Keeping them separate keeps each binary's intent and exit
semantics clear.
## What's NOT here (deferred to Phase 8.8)
- **Performance profiling and QPU dispatch.** Currently the
daemon decodes entirely on CPU via FFmpeg. Substituting
per-block `daedalus_dispatch_*` calls into FFmpeg's hot
path for the kernels where our V3D7 implementation matches
is the road to 30fps@1080p (the
`30fps-floor-is-fine` memory's user-facing criterion).

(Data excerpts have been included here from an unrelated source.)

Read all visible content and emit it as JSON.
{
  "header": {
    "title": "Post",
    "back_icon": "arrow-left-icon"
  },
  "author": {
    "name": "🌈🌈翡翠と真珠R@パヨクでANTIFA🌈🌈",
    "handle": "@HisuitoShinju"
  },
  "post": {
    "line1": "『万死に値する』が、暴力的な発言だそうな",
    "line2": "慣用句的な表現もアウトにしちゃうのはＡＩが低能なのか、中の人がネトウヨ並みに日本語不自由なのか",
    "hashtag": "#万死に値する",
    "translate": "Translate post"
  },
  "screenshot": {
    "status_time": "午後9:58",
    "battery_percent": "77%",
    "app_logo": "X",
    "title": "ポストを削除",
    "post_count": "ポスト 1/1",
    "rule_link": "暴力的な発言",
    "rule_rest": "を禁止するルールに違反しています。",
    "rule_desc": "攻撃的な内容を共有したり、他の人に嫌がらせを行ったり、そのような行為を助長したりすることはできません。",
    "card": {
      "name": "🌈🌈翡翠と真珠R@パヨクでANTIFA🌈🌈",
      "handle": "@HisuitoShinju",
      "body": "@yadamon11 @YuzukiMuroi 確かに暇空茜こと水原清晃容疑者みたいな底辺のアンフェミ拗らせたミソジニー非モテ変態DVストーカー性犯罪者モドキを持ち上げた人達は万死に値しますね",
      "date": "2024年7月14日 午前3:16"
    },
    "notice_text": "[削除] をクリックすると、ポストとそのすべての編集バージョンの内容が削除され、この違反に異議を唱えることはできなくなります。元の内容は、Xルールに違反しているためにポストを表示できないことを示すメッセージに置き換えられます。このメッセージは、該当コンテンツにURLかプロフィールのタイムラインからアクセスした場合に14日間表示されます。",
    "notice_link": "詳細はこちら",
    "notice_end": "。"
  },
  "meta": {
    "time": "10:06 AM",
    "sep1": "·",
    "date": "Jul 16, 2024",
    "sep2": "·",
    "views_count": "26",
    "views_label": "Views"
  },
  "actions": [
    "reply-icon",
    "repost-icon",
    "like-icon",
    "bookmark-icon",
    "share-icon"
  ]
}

- **HDR / 10-bit.** CAPTURE is NV12M only; no P010M or
YUV420P10LE pack path.
- **Multi-codec stream tests.** Phase 8.7's streaming tests
are VP9 only (multi-frame test files are easy to make).
AV1 + H.264 multi-frame round-trips should be done by
Phase 8.8.
## Phase 8.8 plan
1. Profile daemon end-to-end on hertz: identify FFmpeg hot
functions for VP9 / AV1 / H.264.
2. Map matching `daedalus_dispatch_*` calls (IDCT, MC,
deblock, qpel — from cycles 1, 2, 4, 9).
3. dlopen-binding from the daemon into daedalus-fourier's
per-kernel entry points (sibling repo).
4. Validate bit-exactness after each substitution.
5. Measure fps@1080p; target 30fps stable on VP9 (8.6's
single-frame proved 1080p works; 8.8 makes it real-time).
6. Multi-frame AV1 + H.264 round-trips.
7. P010M / YUV420P10LE for HDR sources.